Material Price Escalation
The cost of building materials has risen significantly this year. Who should bear this risk and how can the various parties to construction contracts mitigate this risk? Owners, contractors, subcontractors, and suppliers have historically taken divergent perspectives in the control of risk of material price increases on construction projects.
An Owner’s position is that prices are fixed once a contract is signed and that increases must be limited to signed change orders. Downstream contractors, subcontractors, and suppliers will contend that any unplanned event or condition that causes results in an increased cost is a basis for an extra.
A better approach is for all parties to recognize potential volatility in material price increases and negotiate a mutually acceptable price escalation clause.

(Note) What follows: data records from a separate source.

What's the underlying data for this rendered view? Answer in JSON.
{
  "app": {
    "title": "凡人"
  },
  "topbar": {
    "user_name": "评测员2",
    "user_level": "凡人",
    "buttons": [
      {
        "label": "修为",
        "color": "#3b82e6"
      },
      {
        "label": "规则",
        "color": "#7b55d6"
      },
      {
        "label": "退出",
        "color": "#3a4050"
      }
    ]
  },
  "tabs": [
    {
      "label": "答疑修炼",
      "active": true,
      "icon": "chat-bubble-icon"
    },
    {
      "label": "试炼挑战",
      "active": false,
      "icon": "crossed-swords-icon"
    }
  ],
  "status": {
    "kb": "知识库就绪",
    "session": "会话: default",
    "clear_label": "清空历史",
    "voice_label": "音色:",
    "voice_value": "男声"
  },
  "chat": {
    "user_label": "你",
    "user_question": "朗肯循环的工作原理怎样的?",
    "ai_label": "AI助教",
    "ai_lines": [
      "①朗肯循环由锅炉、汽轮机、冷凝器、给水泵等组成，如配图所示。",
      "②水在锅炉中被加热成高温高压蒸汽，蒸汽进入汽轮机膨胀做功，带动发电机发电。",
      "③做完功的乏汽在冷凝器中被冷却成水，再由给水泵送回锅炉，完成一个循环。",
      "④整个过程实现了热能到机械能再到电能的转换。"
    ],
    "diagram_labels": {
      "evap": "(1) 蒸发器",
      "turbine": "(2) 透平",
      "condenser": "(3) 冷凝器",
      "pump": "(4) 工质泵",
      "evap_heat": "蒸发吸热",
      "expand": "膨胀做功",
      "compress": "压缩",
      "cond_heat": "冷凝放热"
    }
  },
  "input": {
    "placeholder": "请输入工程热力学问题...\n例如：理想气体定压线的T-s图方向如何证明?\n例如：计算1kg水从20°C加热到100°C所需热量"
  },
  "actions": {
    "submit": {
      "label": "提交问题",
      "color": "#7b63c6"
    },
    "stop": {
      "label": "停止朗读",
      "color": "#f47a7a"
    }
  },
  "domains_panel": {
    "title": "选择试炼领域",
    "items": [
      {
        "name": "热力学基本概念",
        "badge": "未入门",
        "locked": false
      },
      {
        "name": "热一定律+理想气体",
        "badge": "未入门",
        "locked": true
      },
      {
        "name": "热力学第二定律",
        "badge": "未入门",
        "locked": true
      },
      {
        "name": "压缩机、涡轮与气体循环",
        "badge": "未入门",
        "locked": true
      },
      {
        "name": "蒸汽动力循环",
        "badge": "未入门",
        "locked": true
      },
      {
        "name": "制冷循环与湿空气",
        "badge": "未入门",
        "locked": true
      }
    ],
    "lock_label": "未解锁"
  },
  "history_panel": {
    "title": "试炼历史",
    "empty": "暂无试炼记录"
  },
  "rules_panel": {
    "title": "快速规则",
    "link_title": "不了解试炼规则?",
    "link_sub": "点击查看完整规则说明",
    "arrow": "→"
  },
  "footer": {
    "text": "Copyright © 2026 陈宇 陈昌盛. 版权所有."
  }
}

Factors in such approach should include an analysis of the following:
- Can specific materials be identified that will likely have short term volatile pricing?
- Can a common understanding be reached as to what constitutes volatile pricing (i.e., 5% over 30 days or 30% over 180 days)?
- Can materials be ordered at commencement of project and stored on-site or at approved off-site location until needed?
- Can use of a contingency line item be used for unexpected volatile pricing?
Owners, contractors, subcontractors, and suppliers should consider these issues when negotiating agreements. Price escalation is not likely to disappear soon. As with many issues, open and honest communication often is vital to a good working relationship and addressing this issue before a project begins may help avoid litigation on the back-end of a project.